Tasha Williamson is no stranger to the workings of a nonprofit organization. Cofounder of the San Diego Compassion Project, which offers support and outreach for families who experience the loss of a loved one due to violence, she also co-created the Block by Block program, which caters to high-risk gang members by guiding them towards educational and job opportunities and helps them stay out of jail. Williamson was also the manager for Project Safeway, which ensures children get to and from school safely, and is completely staffed by volunteers.
“I was able to find what my true gift is to the world, and help so many other people with a team of folks who, like myself, really love helping people,” Williamson says. “And helping them overcome their greatest challenges in life.”
While many desire to help the needy, the only reason not to pursue a career in this otherwise altruistic, noble and respected profession is the first thing many take into consideration when deciding upon their future career: the little (and many times nonexistent) paycheck.
There’s a good reason why the typical image of a nonprofit organizer involves a millionaire with an abnormal amount of disposable income.
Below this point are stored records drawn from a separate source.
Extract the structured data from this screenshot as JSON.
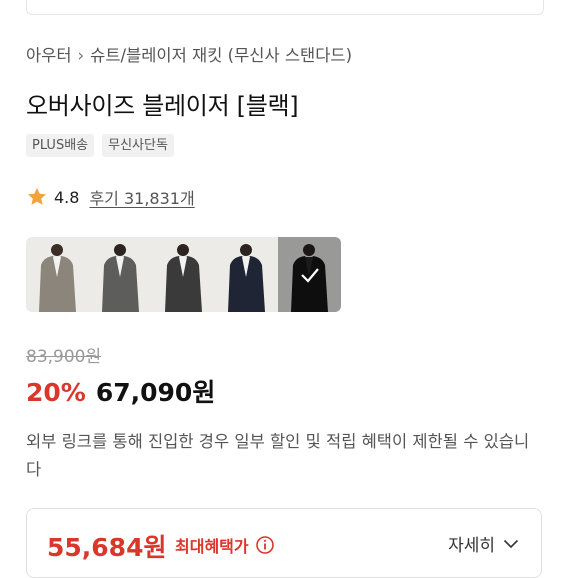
{
  "breadcrumb": {
    "items": [
      "아우터",
      "슈트/블레이저 재킷 (무신사 스탠다드)"
    ]
  },
  "product": {
    "title": "오버사이즈 블레이저 [블랙]",
    "badges": [
      "PLUS배송",
      "무신사단독"
    ],
    "rating": "4.8",
    "reviews": "후기 31,831개"
  },
  "colors": {
    "thumbnails": [
      "beige-gray",
      "charcoal",
      "dark-gray",
      "navy",
      "black"
    ],
    "selected_index": 4,
    "selected_icon": "check-icon"
  },
  "price": {
    "original": "83,900원",
    "discount": "20%",
    "sale": "67,090원"
  },
  "notice": "외부 링크를 통해 진입한 경우 일부 할인 및 적립 혜택이 제한될 수 있습니다",
  "max_benefit": {
    "price": "55,684원",
    "label": "최대혜택가",
    "detail": "자세히"
  },
  "theme": {
    "accent_red": "#d9372b",
    "star": "#f2a43a"
  }
}
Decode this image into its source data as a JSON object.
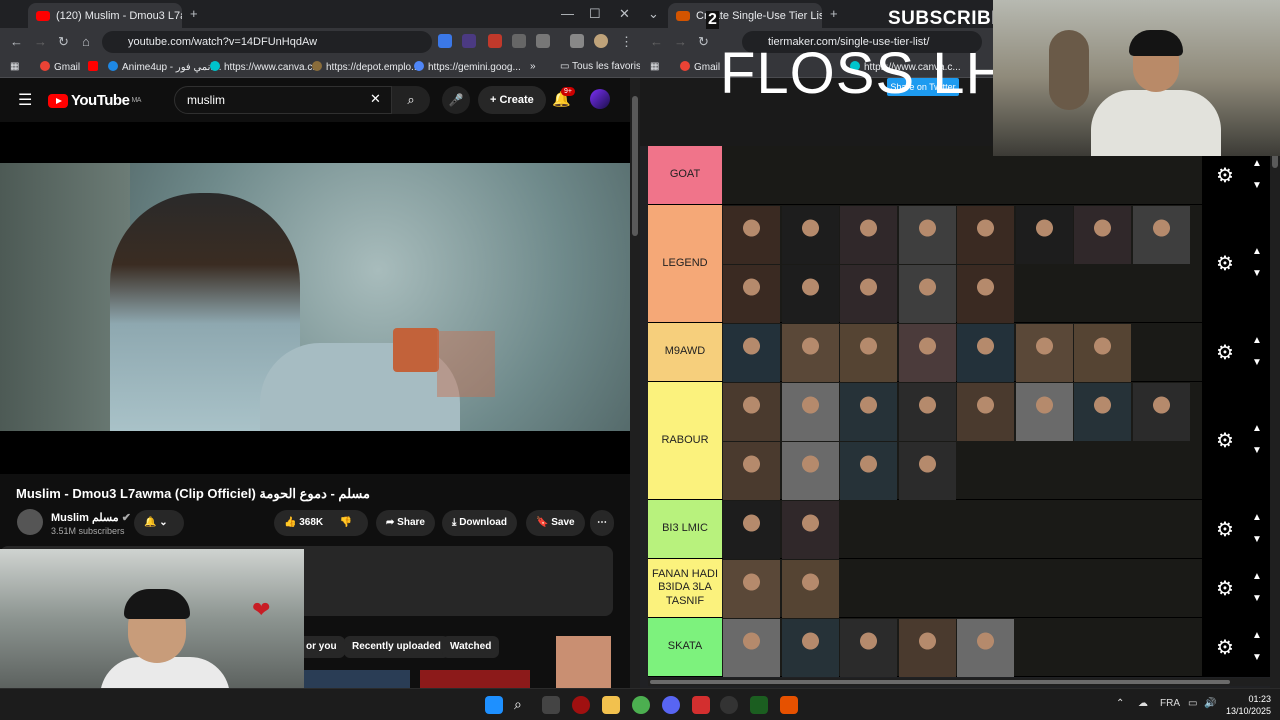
{
  "left_browser": {
    "tab_title": "(120) Muslim - Dmou3 L7a",
    "url": "youtube.com/watch?v=14DFUnHqdAw",
    "bookmarks": [
      "Gmail",
      "Anime4up - انمي فور...",
      "https://www.canva.c...",
      "https://depot.emplo...",
      "https://gemini.goog...",
      "Tous les favoris"
    ]
  },
  "youtube": {
    "logo_text": "YouTube",
    "region": "MA",
    "search_value": "muslim",
    "create_label": "Create",
    "notif_count": "9+",
    "video_title": "Muslim - Dmou3 L7awma (Clip Officiel) مسلم - دموع الحومة",
    "channel_name": "Muslim مسلم",
    "subscribers": "3.51M subscribers",
    "likes": "368K",
    "share_label": "Share",
    "download_label": "Download",
    "save_label": "Save",
    "chips": [
      "or you",
      "Recently uploaded",
      "Watched"
    ]
  },
  "right_browser": {
    "tab_title": "Create Single-Use Tier List (P",
    "url": "tiermaker.com/single-use-tier-list/",
    "bookmarks": [
      "Gmail",
      "https://www.canva.c..."
    ],
    "share_button": "Share on Twitter"
  },
  "stream_overlay": {
    "subscribe": "SUBSCRIBE",
    "big_text": "FLOSS LHS",
    "number": "2"
  },
  "tiers": [
    {
      "label": "GOAT",
      "color": "#f0748a",
      "count": 0
    },
    {
      "label": "LEGEND",
      "color": "#f5a877",
      "count": 13
    },
    {
      "label": "M9AWD",
      "color": "#f6cf7c",
      "count": 7
    },
    {
      "label": "RABOUR",
      "color": "#fbf27d",
      "count": 12
    },
    {
      "label": "BI3 LMIC",
      "color": "#b8f27d",
      "count": 2
    },
    {
      "label": "FANAN HADI B3IDA 3LA TASNIF",
      "color": "#fbf27d",
      "count": 2
    },
    {
      "label": "SKATA",
      "color": "#7df27d",
      "count": 5
    }
  ],
  "taskbar": {
    "lang": "FRA",
    "time": "01:23",
    "date": "13/10/2025"
  }
}
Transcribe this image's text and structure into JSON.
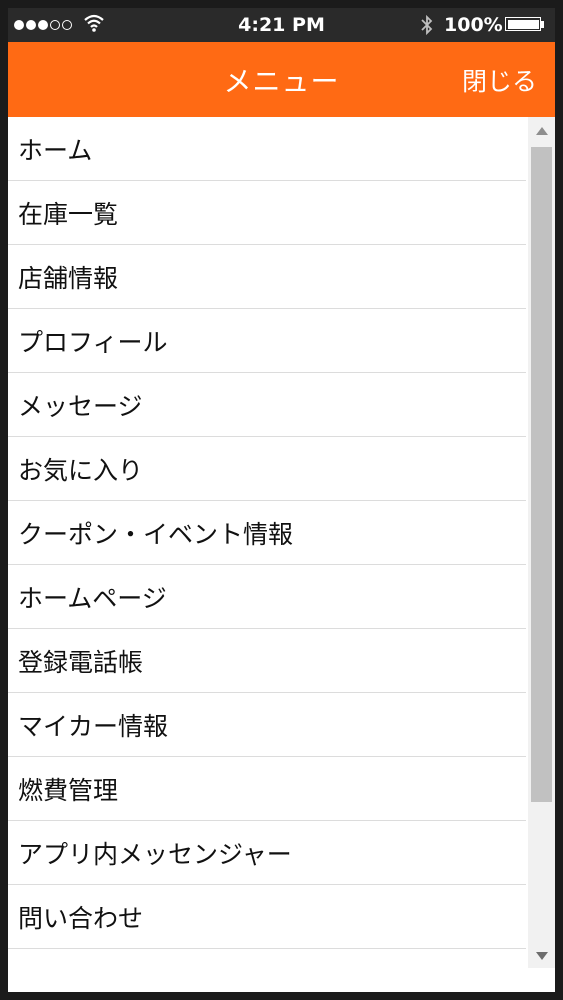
{
  "status_bar": {
    "time": "4:21 PM",
    "battery_percent": "100%",
    "signal_icons": [
      "signal-dot-filled",
      "signal-dot-filled",
      "signal-dot-filled",
      "signal-dot-empty",
      "signal-dot-empty"
    ],
    "wifi_icon": "wifi-icon",
    "bluetooth_icon": "bluetooth-icon",
    "battery_icon": "battery-icon",
    "battery_level": 1.0
  },
  "nav_bar": {
    "title": "メニュー",
    "close_label": "閉じる",
    "color": "#ff6a14"
  },
  "menu": {
    "items": [
      {
        "label": "ホーム"
      },
      {
        "label": "在庫一覧"
      },
      {
        "label": "店舗情報"
      },
      {
        "label": "プロフィール"
      },
      {
        "label": "メッセージ"
      },
      {
        "label": "お気に入り"
      },
      {
        "label": "クーポン・イベント情報"
      },
      {
        "label": "ホームページ"
      },
      {
        "label": "登録電話帳"
      },
      {
        "label": "マイカー情報"
      },
      {
        "label": "燃費管理"
      },
      {
        "label": "アプリ内メッセンジャー"
      },
      {
        "label": "問い合わせ"
      }
    ]
  },
  "scrollbar": {
    "up_icon": "scroll-up-arrow-icon",
    "down_icon": "scroll-down-arrow-icon"
  }
}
It is a common, selfless hobby amongst the affluent, from Will and Jada Smith, whose Will and Jada Smith Family Foundation has granted hundreds of thousands of dollars to the Lupus Foundation, the Baltimore School for the Arts, and the Make-A-Wish Foundation, to Beyoncé Knowles, who donated $4 million to a drug treatment nonprofit in California, on top of creating the Survivor Foundation for victims of Hurricane Katrina, and donating the proceeds of her song “I Was Here” to humanitarian causes.
This particular challenge facing those who want to dedicate their lives to doing good, but find themselves entrapped within their own modest means, involves a lot of passion for work that offers much in terms of fulfillment, humanity and connection, but little in salary. And Williamson knows all too well what a toll it can take. Her day job involves working as a community outreach consultant for the Urban League of San Diego, and can only take up so much of her time when her philanthropic causes need her attention.
“With the work that I do—it really is a lot of volunteer work, so there’s no money,” Williamson says.
But money isn’t all that she sacrifices. The Compassion Project handles intense confrontations, emotional fallouts and serious issues that are both exhausting and time consuming. This means Williamson spends a lot of her time away from her family.
“I think about the sacrifice that my family has made, so that I can do the work that I do. Including my own children. Because a lot of my work takes me away from the home.”
But Williamson’s dedication to her job finally paid off directly in October, when she received the call that she had won the California Endowment Fund’s California Peace Prize, which happened to come with a $25,000 check.
“To hear that there was a prize that came with it, I cried. I didn’t believe him at first, so I kept asking him, is he serious? He says ‘you know people hang up on me. They don’t believe that I’m serious,’ and he said this is really a real call.
“I just broke down and started crying, because you know, we really needed good news.”
Unfortunately, Williamson’s is an infrequent case, as many people dedicated to a career in philanthropy and volunteering without the money to support themselves find it difficult to live, as they balance the fine line between getting by and declaring bankruptcy.
Manish Vaidya, a nonprofit worker who has since had to leave the industry, recently spoke out about the grim treatment and financial support he received from his job.
“It was the ultimate paradox, that in these organizations that were committed to doing social good in their communities, wage exploitation was ripe,” he says.
Vaidya goes on to describe a job he ultimately had to abandon—not because he didn’t believe in its cause, but because he simply could no longer support himself.
“I worked seven days a week and wasn't paid overtime. I stopped one day to do the math on what I was actually making, and realized I was being exploited to the tune of 12 cents an hour.”
“When non-profits are doing the jobs that a government is supposed to provide, it's usually the sign of a breakdown and of a failed state,” said Carla Sapsford Newman, a former employee of PactWorld, a non-profit that works to strengthen charitable sectors in third-world countries.
But as the non-profit industry in America faces a crises in financial management, Williamson’s story serves as a hopeful reminder that if more is done to acknowledge nonprofits and charitable organizations, it will not only give rise to the betterment of an ever-important sector in America’s economic welfare, but will create a lucrative opportunity that may make the philanthropic profession within reach of anyone—even those who, in lieu of money, have only their work ethic and compassion to offer.